Three Poems by Justin Carter

Bachelor Party Dunk Contest

My bachelor party wasn’t at some
         seedy strip club or

a casino across the Louisiana border.
         I got BBQ with old friends

who drove six hours
         for short rib Frito pies.

My wife was there, though I suppose
         she wasn’t my wife yet. It wasn’t

the conventional thing.
         A craft beer bar in town

was having a dunk contest
         in its side alley

so we headed over to see
         if any of us could dunk. The rim

was low enough for me to dream,
         but high enough that my best attempt

found my fingers just grazing
         the fringe of the net.

None of us made the final.
         Not that we expected to.

I had this whole plan: pull my phone out,
         mid-dunk, take a selfie

of that triumphant moment. Maybe,
         I thought, the judges

would give me extra points
         for the trick. But I couldn’t

make that leap—sometimes the mind
         gets ahead of the body.

*

Everyone In Des Moines Wants To Talk About Caitlin Clark

& they don’t want to talk about the dissonance
of loving women’s sports at a time
when the governor is pushing the whole state
to the right, an acceleration
toward limiting so many things. This guy
walks up to me in a bar & asks if I
can tell him something he doesn’t know
about Caitlin Clark. I could have said
anything. I could have told him
that birds shoot from her hands when she releases
the logo three. Could have said
she knocked one in off the jumbotron.
Everything’s believable if you have
the right subject matter.
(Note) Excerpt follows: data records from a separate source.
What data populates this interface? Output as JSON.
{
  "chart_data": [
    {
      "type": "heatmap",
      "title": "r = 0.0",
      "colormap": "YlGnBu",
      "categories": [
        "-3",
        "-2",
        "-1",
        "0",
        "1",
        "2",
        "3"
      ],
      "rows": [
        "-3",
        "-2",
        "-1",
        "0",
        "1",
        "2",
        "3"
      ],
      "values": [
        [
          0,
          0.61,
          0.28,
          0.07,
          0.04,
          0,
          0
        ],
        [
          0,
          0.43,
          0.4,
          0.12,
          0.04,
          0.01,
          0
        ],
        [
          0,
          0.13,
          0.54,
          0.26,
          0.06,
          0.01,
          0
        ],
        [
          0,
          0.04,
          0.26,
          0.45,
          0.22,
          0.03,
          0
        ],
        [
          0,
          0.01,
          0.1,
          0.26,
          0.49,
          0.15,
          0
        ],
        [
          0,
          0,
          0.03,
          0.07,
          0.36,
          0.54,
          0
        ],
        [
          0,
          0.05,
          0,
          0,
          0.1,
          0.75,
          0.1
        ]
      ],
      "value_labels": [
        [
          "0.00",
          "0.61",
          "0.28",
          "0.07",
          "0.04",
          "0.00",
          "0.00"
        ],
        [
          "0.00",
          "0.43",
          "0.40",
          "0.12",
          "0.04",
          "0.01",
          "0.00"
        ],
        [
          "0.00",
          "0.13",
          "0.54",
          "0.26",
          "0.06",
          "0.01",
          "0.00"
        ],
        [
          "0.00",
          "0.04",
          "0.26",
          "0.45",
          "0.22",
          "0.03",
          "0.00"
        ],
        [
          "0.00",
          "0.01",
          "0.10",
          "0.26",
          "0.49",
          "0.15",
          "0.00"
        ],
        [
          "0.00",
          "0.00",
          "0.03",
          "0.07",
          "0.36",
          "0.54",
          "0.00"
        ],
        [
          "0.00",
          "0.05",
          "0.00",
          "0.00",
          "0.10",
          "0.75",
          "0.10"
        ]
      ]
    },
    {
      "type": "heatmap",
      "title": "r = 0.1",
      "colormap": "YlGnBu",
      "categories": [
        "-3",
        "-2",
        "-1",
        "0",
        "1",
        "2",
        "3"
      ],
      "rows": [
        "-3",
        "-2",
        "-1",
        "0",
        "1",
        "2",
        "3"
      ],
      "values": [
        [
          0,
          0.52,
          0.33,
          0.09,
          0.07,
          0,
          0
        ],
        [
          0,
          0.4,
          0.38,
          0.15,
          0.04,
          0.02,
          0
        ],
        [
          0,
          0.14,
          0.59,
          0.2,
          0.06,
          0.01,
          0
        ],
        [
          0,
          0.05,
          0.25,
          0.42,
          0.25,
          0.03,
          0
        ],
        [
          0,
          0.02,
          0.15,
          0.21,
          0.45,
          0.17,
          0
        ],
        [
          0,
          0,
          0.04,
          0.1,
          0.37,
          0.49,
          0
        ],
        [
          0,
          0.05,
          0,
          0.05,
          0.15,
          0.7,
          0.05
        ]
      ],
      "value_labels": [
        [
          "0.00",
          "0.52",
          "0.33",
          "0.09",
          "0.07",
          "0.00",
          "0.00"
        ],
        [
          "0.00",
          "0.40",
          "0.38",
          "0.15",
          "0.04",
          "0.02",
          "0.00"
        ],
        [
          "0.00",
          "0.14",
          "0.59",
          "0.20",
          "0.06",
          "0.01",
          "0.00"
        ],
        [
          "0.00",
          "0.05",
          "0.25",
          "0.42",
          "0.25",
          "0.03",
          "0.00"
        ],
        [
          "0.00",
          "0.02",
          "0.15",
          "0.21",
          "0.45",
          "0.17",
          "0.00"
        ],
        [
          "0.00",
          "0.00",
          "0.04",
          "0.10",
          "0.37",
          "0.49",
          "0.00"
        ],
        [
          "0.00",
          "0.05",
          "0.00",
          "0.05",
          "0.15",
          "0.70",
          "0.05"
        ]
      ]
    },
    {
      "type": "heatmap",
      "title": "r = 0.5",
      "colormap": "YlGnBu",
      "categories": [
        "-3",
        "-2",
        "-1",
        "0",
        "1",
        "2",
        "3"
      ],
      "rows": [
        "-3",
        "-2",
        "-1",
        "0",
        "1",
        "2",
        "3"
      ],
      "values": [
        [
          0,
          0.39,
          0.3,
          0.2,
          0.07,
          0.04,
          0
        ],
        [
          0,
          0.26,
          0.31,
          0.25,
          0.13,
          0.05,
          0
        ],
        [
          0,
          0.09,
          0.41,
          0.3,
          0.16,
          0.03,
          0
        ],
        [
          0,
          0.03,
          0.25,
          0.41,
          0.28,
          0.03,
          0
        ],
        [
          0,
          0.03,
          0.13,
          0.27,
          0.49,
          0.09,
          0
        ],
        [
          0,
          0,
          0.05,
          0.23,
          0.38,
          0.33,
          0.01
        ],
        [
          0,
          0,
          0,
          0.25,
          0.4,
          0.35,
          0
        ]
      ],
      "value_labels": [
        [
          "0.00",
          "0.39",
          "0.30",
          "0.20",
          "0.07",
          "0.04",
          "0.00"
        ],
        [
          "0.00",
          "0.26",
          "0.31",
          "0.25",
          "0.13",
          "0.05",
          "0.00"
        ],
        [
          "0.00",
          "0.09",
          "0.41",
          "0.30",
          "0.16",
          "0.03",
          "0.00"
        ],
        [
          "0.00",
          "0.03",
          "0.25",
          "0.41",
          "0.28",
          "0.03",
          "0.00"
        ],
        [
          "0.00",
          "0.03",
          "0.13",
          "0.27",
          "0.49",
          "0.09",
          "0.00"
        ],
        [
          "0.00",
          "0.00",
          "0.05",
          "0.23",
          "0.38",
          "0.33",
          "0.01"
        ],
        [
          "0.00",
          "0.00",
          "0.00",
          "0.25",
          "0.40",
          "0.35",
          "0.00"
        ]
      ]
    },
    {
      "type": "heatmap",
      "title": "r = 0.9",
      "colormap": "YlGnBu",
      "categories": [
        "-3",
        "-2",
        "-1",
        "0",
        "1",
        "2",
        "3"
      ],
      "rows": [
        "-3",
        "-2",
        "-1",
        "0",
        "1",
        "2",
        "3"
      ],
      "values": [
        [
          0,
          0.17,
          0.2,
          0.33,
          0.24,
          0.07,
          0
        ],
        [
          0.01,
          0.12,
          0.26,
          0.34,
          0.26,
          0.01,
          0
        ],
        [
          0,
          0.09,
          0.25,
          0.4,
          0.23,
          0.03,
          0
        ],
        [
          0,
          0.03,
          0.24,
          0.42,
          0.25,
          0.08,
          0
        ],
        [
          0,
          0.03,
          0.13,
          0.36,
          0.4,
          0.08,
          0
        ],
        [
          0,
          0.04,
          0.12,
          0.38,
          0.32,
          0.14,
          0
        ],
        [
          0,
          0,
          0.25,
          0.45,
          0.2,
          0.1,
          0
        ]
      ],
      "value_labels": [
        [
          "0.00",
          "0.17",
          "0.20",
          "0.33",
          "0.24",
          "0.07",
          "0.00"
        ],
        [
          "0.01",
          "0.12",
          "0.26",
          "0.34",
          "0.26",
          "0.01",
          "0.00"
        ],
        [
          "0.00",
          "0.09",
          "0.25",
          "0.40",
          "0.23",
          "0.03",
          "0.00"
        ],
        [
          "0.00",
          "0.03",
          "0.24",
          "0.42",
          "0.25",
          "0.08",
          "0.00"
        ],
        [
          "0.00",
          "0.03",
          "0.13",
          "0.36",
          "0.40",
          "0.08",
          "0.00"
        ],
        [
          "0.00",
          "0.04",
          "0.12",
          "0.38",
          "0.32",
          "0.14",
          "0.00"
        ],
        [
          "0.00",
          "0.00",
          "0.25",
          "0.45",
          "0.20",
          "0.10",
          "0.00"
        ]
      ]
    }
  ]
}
My in-laws
complain that the game is on ESPN tonight
& they don’t have ESPN. We could fix that—
I could log them in so they could watch
what might be her collegiate swan song,
but I’m not sure they want that,
to potentially witness her end. No one
does. On Twitter, the sports business guy
makes another uninformed post about NIL
like that might change something,
a different decision. His words
fork no lightning. Tell me, the man says again
because I have stood there & said nothing.

* 

The ROMCO Super Late Model Series

I told my father I wanted to be a racer
at a car show in Houston,
which of course we couldn’t afford,

but we could afford the free tickets
one booth was giving out to something
called the ROMCO Super Late Model Series,

which was running at a track
on the northwest side of the city. That place
had the best cheeseburger I’ve still

ever eaten, my first onion bun. “Play
That Funky Music” blared
from a busted speaker. My parents

made friends with one driver’s wife.
I can’t tell you who won,
but after the checkered flag, when we went

back to the garage, that driver let me
sit in his car &, for a moment,
it felt like dreams might

be attainable. What’s it matter
that he’d finished near the back.
That we’d go there once more,

to see him run an even bigger race
& he’d finish worse than before.
He gave me a signed hat

for the 18-wheeler parts company
he ran up in Oklahoma. Years later,
I was watching a documentary

about a man & his tigers,
& in the background, that hat,
& I thought about that onion bun.

*

Justin Carter is the author of Brazos (Belle Point Press, 2024). His poems have appeared in Bat City Review, DIAGRAM, Sonora Review, and other spaces. Originally from the Texas Gulf Coast, Justin currently lives in Iowa and works as a sports writer and editor.